The 1934 Ford DeLuxe Roadster was welcomed with much publicity and fanfare in the midst of the Depression. On Dec. 3, 1933, the Ford family hosted newsmen at a Dearborn preview of the nicely updated Model 40 Ford DeLuxe Roadster for 1934.
"Changes in the appearance of the attractive car include new hood, radiator and grille lines, a new instrument panel, and luxurious new upholstery treatment," Automotive Industries reported. "The curve in the grille has been eliminated and there is a new ornament surrounding the radiator cap. Hubcaps and the spare tire-lock cover are also new, as is the V-8 insignia on the grille."
Inside, the engine-turned instrument panel insert was discarded in favor of a plain painted dash of similar layout.
New accessories for 1933 had included a radio, dual wipers, and heater. For 1934, Ford added a touch of Lincoln-style class with a beautifully cast radiator cap in the image of a running greyhound. And for the first time, body-color fenders were offered at no extra charge.
The Detroit Lubricator carburetor was replaced by a better-engineered Stromberg dual-downdraft type. This yielded 10 extra horses, bringing the rating of the flathead V-8 to 85 bhp.
Prices ranged from $505 for the two-passenger coupe to $660 for the woody station wagon. The DeLuxe two- to four-passenger roadster, complete with rumble seat, listed at a modest $525.
With all the good press and the company's renewed interest in promotion, sales of the dandy 1934s began to take off. Among the new model's earliest champions were police officials who used its explosive speed to chase crooks -- and crooks who stole new Fords to outrun the law.

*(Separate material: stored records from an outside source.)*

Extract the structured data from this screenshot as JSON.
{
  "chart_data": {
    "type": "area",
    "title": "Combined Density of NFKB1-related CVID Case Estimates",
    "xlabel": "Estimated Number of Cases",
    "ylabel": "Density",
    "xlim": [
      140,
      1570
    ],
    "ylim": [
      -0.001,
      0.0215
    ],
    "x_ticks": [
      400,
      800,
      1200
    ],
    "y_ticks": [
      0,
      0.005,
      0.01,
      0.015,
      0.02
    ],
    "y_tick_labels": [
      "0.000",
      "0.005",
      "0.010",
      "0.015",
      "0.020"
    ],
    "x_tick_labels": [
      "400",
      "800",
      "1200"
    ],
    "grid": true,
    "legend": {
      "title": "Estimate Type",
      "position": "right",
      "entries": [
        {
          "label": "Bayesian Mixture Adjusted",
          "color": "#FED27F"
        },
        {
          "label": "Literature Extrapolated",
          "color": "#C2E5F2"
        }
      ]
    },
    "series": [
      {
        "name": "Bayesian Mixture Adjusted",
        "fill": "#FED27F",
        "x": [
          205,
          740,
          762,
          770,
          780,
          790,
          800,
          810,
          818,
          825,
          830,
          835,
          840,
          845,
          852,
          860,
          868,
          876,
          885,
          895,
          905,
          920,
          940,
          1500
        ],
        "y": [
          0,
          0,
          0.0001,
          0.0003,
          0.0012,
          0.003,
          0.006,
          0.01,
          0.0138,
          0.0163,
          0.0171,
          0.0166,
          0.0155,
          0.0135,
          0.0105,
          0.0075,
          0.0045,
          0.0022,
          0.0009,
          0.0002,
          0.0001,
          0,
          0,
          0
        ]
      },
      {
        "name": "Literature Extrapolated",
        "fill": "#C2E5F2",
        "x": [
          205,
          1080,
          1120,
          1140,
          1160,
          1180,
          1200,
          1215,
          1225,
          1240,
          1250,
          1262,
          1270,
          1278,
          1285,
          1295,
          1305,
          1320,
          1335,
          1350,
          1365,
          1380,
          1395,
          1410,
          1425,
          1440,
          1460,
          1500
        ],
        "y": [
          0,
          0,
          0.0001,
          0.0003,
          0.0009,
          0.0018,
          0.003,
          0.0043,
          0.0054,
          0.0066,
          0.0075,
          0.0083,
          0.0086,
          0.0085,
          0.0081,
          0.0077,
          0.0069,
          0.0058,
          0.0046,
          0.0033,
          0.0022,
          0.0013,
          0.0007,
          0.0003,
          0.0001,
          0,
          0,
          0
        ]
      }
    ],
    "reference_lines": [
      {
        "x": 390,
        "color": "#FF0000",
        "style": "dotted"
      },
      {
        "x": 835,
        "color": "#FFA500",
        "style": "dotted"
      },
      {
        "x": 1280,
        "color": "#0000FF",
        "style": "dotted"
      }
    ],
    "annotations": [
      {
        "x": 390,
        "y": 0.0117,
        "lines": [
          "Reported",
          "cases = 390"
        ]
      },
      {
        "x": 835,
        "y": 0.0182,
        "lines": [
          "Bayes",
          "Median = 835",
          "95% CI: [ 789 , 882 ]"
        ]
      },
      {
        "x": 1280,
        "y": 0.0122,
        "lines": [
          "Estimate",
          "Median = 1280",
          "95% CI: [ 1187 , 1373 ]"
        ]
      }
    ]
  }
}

Infamous bank robber Clyde Barrow was one unabashed admirer who took time from his criminal pursuits to praise V-8 virtues in a letter sent to a surprised Henry Ford.
It said, in part: "I have drove [sic] Fords exclusively when I could get away with one. For sustained speed and freedom from trouble the Ford has got ever [sic] other car skinned and even if my business hasen't [sic] been strictly legal it don't hurt enything [sic] to tell you what a fine car you got in the Ford V-8."